OCDE : L’OCDE recommande plus de transparence dans les zones de libre-échange afin de mieux lutter contre le commerce illicite.

Les nouvelles orientations de l’OCDE reconnaissent l’importance que peuvent jouer les zones franches dans les trafics illicites. Selon l’organisation, l’un des problèmes des zones franches réside dans le fait qu’elles sont exploitées par des sociétés privées agréées – ou parfois par des partenariats public-privé -, ce qui peut parfois entraîner un décalage entre les politiques internes des zones franches et les lois et règlements établis par les gouvernements de leur juridiction.
L’OCDE note également que, dans certaines zones franches, les autorités ont du mal à accéder physiquement aux locaux.
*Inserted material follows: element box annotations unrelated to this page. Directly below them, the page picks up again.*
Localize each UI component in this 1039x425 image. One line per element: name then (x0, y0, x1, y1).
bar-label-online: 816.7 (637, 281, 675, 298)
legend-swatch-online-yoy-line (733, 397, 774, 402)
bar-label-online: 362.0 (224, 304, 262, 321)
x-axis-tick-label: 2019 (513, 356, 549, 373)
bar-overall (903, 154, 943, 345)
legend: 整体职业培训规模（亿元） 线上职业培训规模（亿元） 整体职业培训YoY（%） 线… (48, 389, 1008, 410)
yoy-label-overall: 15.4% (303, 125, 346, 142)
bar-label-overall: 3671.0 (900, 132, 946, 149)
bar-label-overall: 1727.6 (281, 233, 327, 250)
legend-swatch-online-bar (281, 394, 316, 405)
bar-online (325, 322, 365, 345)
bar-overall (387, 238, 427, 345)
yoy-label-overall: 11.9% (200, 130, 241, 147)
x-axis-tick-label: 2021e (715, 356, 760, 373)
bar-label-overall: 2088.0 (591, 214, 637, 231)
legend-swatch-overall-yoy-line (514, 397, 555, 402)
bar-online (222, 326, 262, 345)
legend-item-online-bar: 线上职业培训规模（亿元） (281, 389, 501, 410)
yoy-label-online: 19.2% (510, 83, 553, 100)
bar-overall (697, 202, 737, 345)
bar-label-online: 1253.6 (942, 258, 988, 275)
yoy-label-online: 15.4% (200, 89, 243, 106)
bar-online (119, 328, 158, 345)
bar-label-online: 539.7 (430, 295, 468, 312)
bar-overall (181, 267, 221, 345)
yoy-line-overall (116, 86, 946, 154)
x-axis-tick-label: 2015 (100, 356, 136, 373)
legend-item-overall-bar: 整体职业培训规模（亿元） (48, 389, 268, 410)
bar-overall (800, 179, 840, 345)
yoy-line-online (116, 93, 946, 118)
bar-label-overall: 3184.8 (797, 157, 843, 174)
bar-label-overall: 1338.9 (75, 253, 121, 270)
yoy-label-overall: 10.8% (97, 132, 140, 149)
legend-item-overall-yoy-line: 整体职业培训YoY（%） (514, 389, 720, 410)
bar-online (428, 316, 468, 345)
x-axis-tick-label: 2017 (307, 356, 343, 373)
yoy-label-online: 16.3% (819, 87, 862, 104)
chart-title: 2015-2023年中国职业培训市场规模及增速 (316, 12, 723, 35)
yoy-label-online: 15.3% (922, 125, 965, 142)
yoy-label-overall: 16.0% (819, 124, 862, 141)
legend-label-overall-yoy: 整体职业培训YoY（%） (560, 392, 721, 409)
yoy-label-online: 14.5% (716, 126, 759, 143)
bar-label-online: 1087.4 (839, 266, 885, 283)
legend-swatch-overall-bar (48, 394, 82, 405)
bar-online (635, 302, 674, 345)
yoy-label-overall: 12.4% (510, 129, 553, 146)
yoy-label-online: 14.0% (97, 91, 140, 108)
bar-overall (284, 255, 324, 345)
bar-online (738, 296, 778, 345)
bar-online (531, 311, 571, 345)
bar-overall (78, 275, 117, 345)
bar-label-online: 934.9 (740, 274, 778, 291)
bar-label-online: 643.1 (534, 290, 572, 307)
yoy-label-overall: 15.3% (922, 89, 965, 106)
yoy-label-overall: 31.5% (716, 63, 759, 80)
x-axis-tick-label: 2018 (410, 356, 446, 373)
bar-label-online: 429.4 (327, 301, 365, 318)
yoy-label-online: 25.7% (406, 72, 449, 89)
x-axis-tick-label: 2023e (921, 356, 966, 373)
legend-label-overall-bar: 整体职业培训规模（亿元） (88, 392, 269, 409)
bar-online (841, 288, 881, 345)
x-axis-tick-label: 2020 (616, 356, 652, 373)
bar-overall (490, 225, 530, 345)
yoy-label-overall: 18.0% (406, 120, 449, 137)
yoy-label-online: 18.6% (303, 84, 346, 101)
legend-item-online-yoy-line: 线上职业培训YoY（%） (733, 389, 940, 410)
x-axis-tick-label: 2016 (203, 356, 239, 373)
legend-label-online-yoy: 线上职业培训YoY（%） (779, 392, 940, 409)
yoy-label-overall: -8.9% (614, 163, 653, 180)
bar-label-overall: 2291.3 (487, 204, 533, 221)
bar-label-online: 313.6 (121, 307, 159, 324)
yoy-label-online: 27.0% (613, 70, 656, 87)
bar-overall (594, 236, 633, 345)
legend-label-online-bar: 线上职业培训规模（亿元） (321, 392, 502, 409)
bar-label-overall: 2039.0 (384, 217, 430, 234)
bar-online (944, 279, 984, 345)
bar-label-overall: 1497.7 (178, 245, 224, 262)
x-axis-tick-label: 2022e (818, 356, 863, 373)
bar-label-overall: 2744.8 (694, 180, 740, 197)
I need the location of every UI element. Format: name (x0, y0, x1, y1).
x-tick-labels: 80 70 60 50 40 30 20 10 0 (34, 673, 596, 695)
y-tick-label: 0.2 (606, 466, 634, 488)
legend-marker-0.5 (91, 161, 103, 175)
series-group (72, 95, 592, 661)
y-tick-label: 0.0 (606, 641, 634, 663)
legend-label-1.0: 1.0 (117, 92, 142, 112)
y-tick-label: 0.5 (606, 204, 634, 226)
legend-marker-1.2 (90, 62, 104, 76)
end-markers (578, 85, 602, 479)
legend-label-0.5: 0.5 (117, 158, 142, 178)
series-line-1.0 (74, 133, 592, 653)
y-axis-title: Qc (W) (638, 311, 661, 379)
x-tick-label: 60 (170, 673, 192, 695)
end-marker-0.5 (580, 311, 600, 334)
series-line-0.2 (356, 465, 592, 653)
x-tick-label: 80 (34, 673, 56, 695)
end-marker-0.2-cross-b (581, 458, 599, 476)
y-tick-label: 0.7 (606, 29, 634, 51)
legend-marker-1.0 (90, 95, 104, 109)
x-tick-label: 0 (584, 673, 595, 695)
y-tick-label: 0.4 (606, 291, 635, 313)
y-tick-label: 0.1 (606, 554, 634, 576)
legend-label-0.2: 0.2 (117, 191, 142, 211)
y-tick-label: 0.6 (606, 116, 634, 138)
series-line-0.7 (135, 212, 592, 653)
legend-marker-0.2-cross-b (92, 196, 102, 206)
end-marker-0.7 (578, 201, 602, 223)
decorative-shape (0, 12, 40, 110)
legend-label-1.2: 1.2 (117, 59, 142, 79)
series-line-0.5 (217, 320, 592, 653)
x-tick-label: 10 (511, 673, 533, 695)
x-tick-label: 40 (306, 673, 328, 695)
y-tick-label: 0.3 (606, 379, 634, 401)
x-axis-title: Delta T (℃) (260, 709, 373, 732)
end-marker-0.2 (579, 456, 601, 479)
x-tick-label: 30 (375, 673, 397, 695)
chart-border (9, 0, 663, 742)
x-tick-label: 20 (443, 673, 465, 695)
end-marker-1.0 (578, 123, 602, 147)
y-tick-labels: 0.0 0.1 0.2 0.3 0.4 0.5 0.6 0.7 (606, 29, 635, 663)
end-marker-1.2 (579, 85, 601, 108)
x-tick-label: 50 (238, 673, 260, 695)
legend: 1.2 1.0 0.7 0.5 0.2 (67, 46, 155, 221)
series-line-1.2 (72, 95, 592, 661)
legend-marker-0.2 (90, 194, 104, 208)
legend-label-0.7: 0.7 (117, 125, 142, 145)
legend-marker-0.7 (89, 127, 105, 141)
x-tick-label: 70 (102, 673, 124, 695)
Obtenir des informations sur les activités des organisations internes, telles que la propriété des biens en transit, peut s’avérer difficile.
Le résultat ? Certains opérateurs économiques peuvent « tirer parti d’un contrôle insuffisant, du contrôle et du manque de transparence dans les zones franches pour commettre des fraudes commerciales, des violations des droits de propriété intellectuelle (DPI), de la contrebande, faciliter la prolifération des armes et blanchir le produit du crime. »
Les recommandations de l’OCDE réaffirment donc la nécessité pour les autorités répressives et les autres autorités compétentes de surveiller directement les échanges commerciaux dans les zones franches, ce qui inclut le droit de demander l’accès aux informations relatives à la production et à la circulation des marchandises et de procéder à des inspections. L’organisation propose également un code de conduite volontaire pour les opérateurs de zones de libre-échange, prévoyant notamment « un contrôle strict des envois en provenance ou pour lesquels il est prouvé qu’ils ont transité par des zones franches qui ne le mettent pas en œuvre ».